Cela dit, vous retrouverez un fichier excel en libre accès avec tous ces chiffres si ça vous intéresse : Chiffres Rayons dOrient – Partage
2) Mais quelle aventure !
1 an sur les routes à vélo : ça change un homme, ça change une femme. Alors on sait qu’on a changé. Physiquement on a perdu 15 kg pour Quentin et 25 kg pour Lucile. Mais pour le reste, il est encore tôt pour faire état des différences entre les “nous de 2024” et les “nous de 2025”. On peut cependant vous partager quelques enseignements que nous tirons de ce long voyage.
a) D’abord les plus simples
- Voyager loin sans avion : c’est possible. Nous l’avons montré en chevauchant nos vélos mais aussi les bus et trains du continent. De nombreux autres exemples de voyages sans avions existent : en voilier, en stop, à pied, etc. Vous en retrouverez plein au sein de la fabuleuse communauté françaises de voyageurs bas-carbone nommé l’Alibi : https://www.facebook.com/groups/2816089065297957
- Voyager à vélo et sans avion : c’est trop bien. On a déjà voyagé en avion auparavant et honnêtement, jamais on a vécu une aventure aussi incroyable. Ca ajoute de la contrainte, et donc, pleins d’histoires de vie, de moments imprévus et la découverte de l’inconnu qui fait le voyage. C’est l’avenir du voyage et c’est un chouette avenir.
b) Puis les plus profonds
- La “sobriberté” existe vraiment. Avoir peu de possessions matérielles, se déplacer lentement ou encore vivre dans de petits espaces : toutes ces choses qui rebutent au premier abord, perçues comme des contraintes, ont pour nous été une incroyable source de liberté, de joie et d’échanges humains. Nous avons appelé ce sentiment : “sobriberté” et on espère vraiment que vous le vivrez un jour.
- Le monde est dégradé mais toujours beau et accueillant. +52°C au thermomètre au Vietnam, inondations, déchets plastiques partout, pénurie d’eau en Asie Centrale : la liste est longue quand il s’agit de constater la dégradation des conditions de vie sur Terre. Mais tout n’est pas perdu, la vie suffoque mais elle est toujours là : à nous de faire ce qu’il faut pour préserver ce qu’il reste. Les humains qui peuplent cette terre le mérite.
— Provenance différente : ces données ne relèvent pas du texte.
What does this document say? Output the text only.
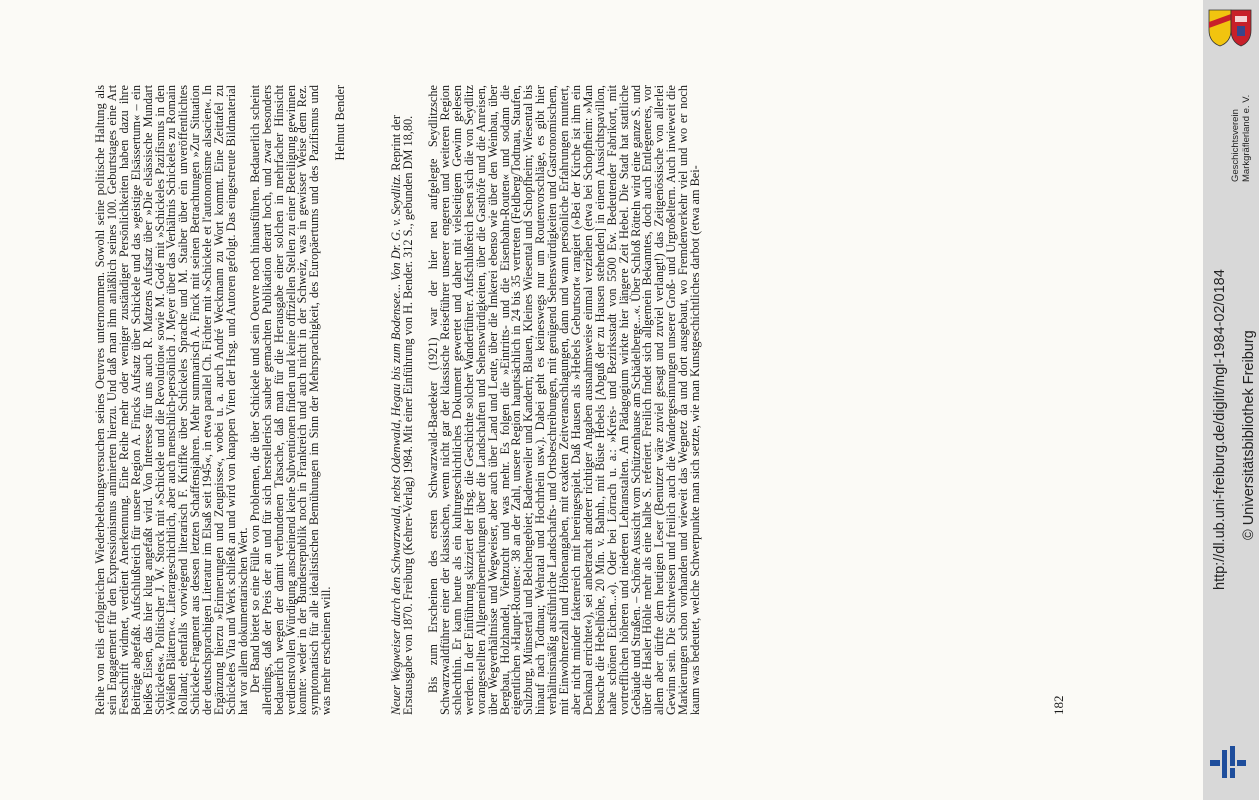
Reihe von teils erfolgreichen Wiederbelebungsversuchen seines Oeuvres unternommen. Sowohl seine politische Haltung als sein Engagement für den Expressionismus animierten hierzu. Und daß man ihm anläßlich seines 100. Geburtstages eine Art Festschrift widmet, verdient Anerkennung. Eine Reihe mehr oder weniger zuständiger Persönlichkeiten haben dazu ihre Beiträge abgefaßt. Aufschlußreich für unsere Region A. Fincks Aufsatz über Schickele und das »geistige Elsässertum« – ein heißes Eisen, das hier klug angefaßt wird. Von Interesse für uns auch R. Matzens Aufsatz über »Die elsässische Mundart Schickeles«. Politischer J. W. Storck mit »Schickele und die Revolution« sowie M. Godé mit »Schickeles Pazifismus in den ›Weißen Blättern‹«. Literargeschichtlich, aber auch menschlich-persönlich J. Meyer über das Verhältnis Schickeles zu Romain Rolland; ebenfalls vorwiegend literarisch F. Kniffke über Schickeles Sprache und M. Staiber über ein unveröffentlichtes Schickele-Fragment aus dessen letzten Schaffensjahren. Mehr summarisch A. Finck mit seinen Betrachtungen »Zur Situation der deutschsprachigen Literatur im Elsaß seit 1945«, in etwa parallel Ch. Fichter mit »Schickele et l'autonomisme alsacien«. In Ergänzung hierzu »Erinnerungen und Zeugnisse«, wobei u. a. auch André Weckmann zu Wort kommt. Eine Zeittafel zu Schickeles Vita und Werk schließt an und wird von knappen Viten der Hrsg. und Autoren gefolgt. Das eingestreute Bildmaterial hat vor allem dokumentarischen Wert.

Der Band bietet so eine Fülle von Problemen, die über Schickele und sein Oeuvre noch hinausführen. Bedauerlich scheint allerdings, daß der Preis der an und für sich herstellerisch sauber gemachten Publikation derart hoch, und zwar besonders bedauerlich wegen der damit verbundenen Tatsache, daß man für die Herausgabe einer solchen in mehrfacher Hinsicht verdienstvollen Würdigung anscheinend keine Subventionen finden und keine offiziellen Stellen zu einer Beteiligung gewinnen konnte: weder in der Bundesrepublik noch in Frankreich und auch nicht in der Schweiz, was in gewisser Weise dem Rez. symptomatisch für alle idealistischen Bemühungen im Sinn der Mehrsprachigkeit, des Europäertums und des Pazifismus und was mehr erscheinen will.

Helmut Bender

Neuer Wegweiser durch den Schwarzwald, nebst Odenwald, Hegau bis zum Bodensee... Von Dr. G. v. Seydlitz. Reprint der Erstausgabe von 1870. Freiburg (Kehrer-Verlag) 1984. Mit einer Einführung von H. Bender. 312 S., gebunden DM 18,80. Bis zum Erscheinen des ersten Schwarzwald-Baedeker (1921) war der hier neu aufgelegte Seydlitzsche Schwarzwaldführer einer der klassischen, wenn nicht gar der klassische Reiseführer unserer engeren und weiteren Region schlechthin. Er kann heute als ein kulturgeschichtliches Dokument gewertet und daher mit vielseitigem Gewinn gelesen werden. In der Einführung skizziert der Hrsg. die Geschichte solcher Wanderführer. Aufschlußreich lesen sich die von Seydlitz vorangestellten Allgemeinbemerkungen über die Landschaften und Sehenswürdigkeiten, über die Gasthöfe und die Anreisen, über Wegverhältnisse und Wegweiser, aber auch über Land und Leute, über die Imkerei ebenso wie über den Weinbau, über Bergbau, Holzhandel, Viehzucht und was mehr. Es folgen die »Eintritts- und die Eisenbahn-Routen« und sodann die eigentlichen »Haupt-Routen«: 38 an der Zahl, unsere Region hauptsächlich in 24 bis 35 vertreten (Feldberg/Todtnau, Staufen, Sulzburg, Münstertal und Belchengebiet; Badenweiler und Kandern; Blauen, Kleines Wiesental und Schopfheim; Wiesental bis hinauf nach Todtnau; Wehratal und Hochrhein usw.). Dabei geht es keineswegs nur um Routenvorschläge, es gibt hier verhältnismäßig ausführliche Landschafts- und Ortsbeschreibungen, mit genügend Sehenswürdigkeiten und Gastronomischem, mit Einwohnerzahl und Höhenangaben, mit exakten Zeitveranschlagungen, dann und wann persönliche Erfahrungen muntert, aber nicht minder faktenreich mit hereingespielt. Daß Hausen als »Hebels Geburtsort« rangiert (»Bei der Kirche ist ihm ein Denkmal errichtet«), sei anbetracht anderer richtiger Angaben ausnahmsweise einmal verziehen (etwa bei Schopfheim: »Man besuche die Hebelhöhe, 20 Min. v. Bahnh., mit Büste Hebels [Abguß der zu Hausen stehenden] in einem Aussichtspavillon, nahe schönen Eichen...«). Oder bei Lörrach u. a.: »Kreis- und Bezirksstadt von 5500 Ew. Bedeutender Fabrikort, mit vortrefflichen höheren und niederen Lehranstalten. Am Pädagogium wirkte hier längere Zeit Hebel. Die Stadt hat stattliche Gebäude und Straßen. – Schöne Aussicht vom Schützenhause am Schädelberge...«. Über Schloß Rötteln wird eine ganze S. und über die Hasler Höhle mehr als eine halbe S. referiert. Freilich findet sich allgemein Bekanntes, doch auch Entlegeneres, vor allem aber dürfte dem heutigen Leser (Benutzer wäre zuviel gesagt und zuviel verlangt!) das Zeitgenössische von allerlei Gewinn sein. Die Sichtweisen und freilich auch die Wandergesinnungen unserer Groß- und Urgroßeltern. Auch inwieweit die Markierungen schon vorhanden und wieweit das Wegnetz da und dort ausgebaut, wo Fremdenverkehr viel und wo er noch kaum was bedeutet, welche Schwerpunkte man sich setzte, wie man Kunstgeschichtliches darbot (etwa am Bei-	182
Geschichtsverein Markgräflerland e. V.
http://dl.ub.uni-freiburg.de/diglit/mgl-1984-02/0184 © Universitätsbibliothek Freiburg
- L’homme est individuellement bon. Partout où nous sommes passés, il y avait des gens prêts à nous aider, à partager leur nourriture ou à ouvrir la porte de leur maison. C’est incroyable et ce n’est pas la première fois que nous l’avons vécu : en France, en Italie, etc. Ca fait un bien fou de se rappeler à quel point notre prochain est, par défaut, bienveillant à notre égard. Ça nous donne beaucoup d’espoir pour l’avenir.
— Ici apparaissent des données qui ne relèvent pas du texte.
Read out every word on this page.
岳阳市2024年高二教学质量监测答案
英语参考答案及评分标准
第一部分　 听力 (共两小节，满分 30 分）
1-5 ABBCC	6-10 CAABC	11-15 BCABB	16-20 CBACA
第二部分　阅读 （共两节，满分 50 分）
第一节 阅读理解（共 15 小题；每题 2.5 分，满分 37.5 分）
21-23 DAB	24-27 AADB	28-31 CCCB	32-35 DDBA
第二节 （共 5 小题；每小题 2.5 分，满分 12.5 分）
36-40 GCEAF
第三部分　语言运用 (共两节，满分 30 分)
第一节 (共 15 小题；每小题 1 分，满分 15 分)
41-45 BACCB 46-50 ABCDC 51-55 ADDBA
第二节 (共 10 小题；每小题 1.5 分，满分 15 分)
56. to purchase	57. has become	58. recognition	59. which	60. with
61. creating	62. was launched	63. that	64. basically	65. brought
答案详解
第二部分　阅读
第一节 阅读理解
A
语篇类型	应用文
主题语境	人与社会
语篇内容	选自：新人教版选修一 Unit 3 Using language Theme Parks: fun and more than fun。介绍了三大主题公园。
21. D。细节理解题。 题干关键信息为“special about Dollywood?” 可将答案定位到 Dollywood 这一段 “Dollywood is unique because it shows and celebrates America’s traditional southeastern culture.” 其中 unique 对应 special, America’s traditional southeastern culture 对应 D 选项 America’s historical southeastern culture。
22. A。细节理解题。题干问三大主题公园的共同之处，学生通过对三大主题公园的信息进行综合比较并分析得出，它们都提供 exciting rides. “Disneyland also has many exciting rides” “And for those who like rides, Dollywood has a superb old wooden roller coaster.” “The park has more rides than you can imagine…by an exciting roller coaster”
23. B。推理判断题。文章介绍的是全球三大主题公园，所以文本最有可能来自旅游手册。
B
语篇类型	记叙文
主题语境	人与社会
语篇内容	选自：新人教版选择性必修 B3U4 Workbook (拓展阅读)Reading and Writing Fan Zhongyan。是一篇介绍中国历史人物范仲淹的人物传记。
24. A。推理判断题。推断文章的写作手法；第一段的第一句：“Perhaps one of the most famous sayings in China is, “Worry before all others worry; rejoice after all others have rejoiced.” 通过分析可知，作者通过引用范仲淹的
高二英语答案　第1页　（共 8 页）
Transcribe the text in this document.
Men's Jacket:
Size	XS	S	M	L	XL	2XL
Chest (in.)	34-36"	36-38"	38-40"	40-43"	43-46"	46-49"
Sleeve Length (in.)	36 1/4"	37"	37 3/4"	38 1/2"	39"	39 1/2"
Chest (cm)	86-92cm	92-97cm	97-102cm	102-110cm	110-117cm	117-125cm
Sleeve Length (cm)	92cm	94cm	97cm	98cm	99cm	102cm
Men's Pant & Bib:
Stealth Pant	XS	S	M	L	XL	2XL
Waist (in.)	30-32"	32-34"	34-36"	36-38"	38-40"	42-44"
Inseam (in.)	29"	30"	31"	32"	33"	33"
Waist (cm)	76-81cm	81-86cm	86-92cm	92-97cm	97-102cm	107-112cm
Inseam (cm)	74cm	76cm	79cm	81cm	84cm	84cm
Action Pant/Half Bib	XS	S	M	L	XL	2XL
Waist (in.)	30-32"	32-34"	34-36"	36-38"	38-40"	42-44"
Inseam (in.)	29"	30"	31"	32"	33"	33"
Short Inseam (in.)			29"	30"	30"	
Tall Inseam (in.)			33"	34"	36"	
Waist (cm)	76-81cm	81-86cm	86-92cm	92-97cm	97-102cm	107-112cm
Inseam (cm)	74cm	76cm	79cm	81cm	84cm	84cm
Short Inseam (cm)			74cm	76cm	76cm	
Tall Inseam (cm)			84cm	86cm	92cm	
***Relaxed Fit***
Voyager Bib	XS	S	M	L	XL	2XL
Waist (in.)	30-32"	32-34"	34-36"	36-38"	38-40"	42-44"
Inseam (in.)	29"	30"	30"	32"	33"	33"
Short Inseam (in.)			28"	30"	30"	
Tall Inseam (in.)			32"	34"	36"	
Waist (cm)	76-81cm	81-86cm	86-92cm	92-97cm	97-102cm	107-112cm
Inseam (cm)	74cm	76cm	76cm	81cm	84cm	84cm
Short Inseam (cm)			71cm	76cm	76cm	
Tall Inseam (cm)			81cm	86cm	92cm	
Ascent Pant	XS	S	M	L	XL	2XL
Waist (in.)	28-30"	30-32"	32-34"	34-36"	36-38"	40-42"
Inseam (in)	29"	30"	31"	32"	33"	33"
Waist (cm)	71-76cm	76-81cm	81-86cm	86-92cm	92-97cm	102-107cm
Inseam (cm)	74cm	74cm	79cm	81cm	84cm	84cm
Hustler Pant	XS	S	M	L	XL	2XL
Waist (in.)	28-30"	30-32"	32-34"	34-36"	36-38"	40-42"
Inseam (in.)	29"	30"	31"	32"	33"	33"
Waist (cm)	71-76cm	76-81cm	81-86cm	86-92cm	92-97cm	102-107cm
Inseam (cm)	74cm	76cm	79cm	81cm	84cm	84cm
- L’écologie est quasi-unanimement perçue comme positive et source d’avenir. En interviewant des locaux rencontrés sur le chemin et aux travers de discussions, nous nous sommes rendus compte que : 1) il existe un mot pour l’écologie dans toutes les langues et 2) ce mot est perçu positivement par toutes les personnes rencontrées. Certains nous ont bien sûr dit que ce n’était pas leur priorité mais personne ne nous a dit que c’était une bêtise monumentale comme on l’entend parfois dans la bouche des extra-terrestres français qu’on voit parfois à la télé, à la radio ou dans la presse.
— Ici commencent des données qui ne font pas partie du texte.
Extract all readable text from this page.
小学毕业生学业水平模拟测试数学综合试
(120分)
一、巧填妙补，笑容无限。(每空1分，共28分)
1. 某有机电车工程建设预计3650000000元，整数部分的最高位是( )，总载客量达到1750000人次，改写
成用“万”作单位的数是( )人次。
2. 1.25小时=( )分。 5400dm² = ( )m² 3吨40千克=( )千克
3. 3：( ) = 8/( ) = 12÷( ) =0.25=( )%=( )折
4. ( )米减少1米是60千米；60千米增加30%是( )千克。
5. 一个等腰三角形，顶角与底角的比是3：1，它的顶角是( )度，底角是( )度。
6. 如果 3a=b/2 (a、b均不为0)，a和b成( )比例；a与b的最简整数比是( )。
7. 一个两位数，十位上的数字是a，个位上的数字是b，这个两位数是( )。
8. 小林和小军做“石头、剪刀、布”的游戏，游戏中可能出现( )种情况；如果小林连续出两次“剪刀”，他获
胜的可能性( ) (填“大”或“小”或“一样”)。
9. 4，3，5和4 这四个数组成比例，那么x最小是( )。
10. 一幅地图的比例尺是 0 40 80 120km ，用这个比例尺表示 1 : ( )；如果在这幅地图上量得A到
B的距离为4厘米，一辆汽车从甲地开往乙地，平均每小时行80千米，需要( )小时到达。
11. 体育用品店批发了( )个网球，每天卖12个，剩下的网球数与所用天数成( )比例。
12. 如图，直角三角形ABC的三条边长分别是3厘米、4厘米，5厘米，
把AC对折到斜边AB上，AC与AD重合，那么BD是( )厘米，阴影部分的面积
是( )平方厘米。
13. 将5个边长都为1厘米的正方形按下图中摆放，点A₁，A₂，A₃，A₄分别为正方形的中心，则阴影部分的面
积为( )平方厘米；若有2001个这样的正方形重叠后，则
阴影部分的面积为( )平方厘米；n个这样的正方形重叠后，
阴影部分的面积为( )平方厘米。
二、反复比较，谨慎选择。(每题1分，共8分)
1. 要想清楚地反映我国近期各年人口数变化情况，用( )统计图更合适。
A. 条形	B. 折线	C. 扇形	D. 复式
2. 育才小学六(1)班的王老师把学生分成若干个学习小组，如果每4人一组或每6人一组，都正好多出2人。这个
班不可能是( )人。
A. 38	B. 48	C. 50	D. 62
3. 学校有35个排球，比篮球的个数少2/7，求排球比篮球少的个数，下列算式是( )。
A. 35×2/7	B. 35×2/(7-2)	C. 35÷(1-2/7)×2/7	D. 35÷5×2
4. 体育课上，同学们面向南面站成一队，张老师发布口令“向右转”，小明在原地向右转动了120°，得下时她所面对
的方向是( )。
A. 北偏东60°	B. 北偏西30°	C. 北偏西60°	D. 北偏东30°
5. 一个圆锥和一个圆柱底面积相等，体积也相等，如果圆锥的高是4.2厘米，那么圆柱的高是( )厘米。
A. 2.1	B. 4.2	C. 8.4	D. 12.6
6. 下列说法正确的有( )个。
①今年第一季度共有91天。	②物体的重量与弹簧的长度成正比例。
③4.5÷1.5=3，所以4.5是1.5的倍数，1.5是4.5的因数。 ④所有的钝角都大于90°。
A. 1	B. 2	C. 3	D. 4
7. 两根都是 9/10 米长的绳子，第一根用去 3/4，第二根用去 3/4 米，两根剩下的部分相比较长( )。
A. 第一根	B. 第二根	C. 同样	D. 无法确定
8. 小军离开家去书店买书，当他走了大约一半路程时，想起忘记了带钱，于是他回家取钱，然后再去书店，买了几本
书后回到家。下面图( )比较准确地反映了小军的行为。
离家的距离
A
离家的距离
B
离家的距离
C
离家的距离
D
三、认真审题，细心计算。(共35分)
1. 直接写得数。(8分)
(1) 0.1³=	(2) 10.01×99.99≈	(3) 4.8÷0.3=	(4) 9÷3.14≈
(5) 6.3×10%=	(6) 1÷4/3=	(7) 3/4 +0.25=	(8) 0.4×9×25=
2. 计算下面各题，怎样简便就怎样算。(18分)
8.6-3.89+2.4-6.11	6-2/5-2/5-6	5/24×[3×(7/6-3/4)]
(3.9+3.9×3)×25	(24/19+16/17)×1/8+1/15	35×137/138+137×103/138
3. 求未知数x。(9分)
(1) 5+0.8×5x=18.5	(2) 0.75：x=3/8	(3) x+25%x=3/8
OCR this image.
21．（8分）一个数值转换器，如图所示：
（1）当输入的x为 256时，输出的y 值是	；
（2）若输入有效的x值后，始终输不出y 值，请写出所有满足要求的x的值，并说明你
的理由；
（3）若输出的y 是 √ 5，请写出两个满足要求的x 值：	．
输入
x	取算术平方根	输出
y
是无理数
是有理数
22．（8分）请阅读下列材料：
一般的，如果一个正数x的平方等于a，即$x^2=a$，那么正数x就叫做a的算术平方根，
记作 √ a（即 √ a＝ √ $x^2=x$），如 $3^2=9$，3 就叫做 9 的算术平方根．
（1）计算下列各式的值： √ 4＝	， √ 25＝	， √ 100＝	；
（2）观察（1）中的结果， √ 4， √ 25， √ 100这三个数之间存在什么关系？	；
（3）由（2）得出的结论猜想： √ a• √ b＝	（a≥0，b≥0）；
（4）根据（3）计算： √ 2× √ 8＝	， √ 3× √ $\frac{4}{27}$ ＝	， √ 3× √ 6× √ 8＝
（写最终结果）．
c) Enfin, la transmission aux enfants

A notre retour, on a retrouvé les petits aventuriers de l’école Paul Gauguin à Saint-Aubin d’Aubigné (voir cet article ). Pendant un an, les élèves de 5 classes allant du CP au CM1 nous ont suivis au rythme d’un mail par semaine avec parfois des vidéos, des devinettes et des défis autour de l’écologie : faire la plus grande distance à vélo, ramasser le plus de déchets en 1H dans la ville, écrire un poème pour un ami, construire un hôtel à insectes, etc. Le dernier défi était simple, chacun devait réfléchir pendant les vacances de Noël au plus grand rêve de sa vie. Puis il devait l’écrire sur 2 papiers différents.
A notre arrivée à l’école, les enfants sont euphoriques, on ne s’est jamais sentis autant des stars. Ils ont des tonnes de questions auxquelles on répond avec plaisir. On passe dans les classes, ils nous montrent leurs réalisations de l’année et nous partagent leurs rêves : partir voyager à vélo jusqu’au Japon (tiens), devenir soigneur d’animaux, devenir footballeur professionnel ou encore devenir ramasseur de déchets ! Un des papiers est affiché dans la classe. On leur demande de mettre le deuxième vœu dans une enveloppe qu’ils ne rouvriront qu’à leur 18 ans. Notre rêve nous a porté, on espère que le leur les porteront aussi dans leur future vie d’adulte.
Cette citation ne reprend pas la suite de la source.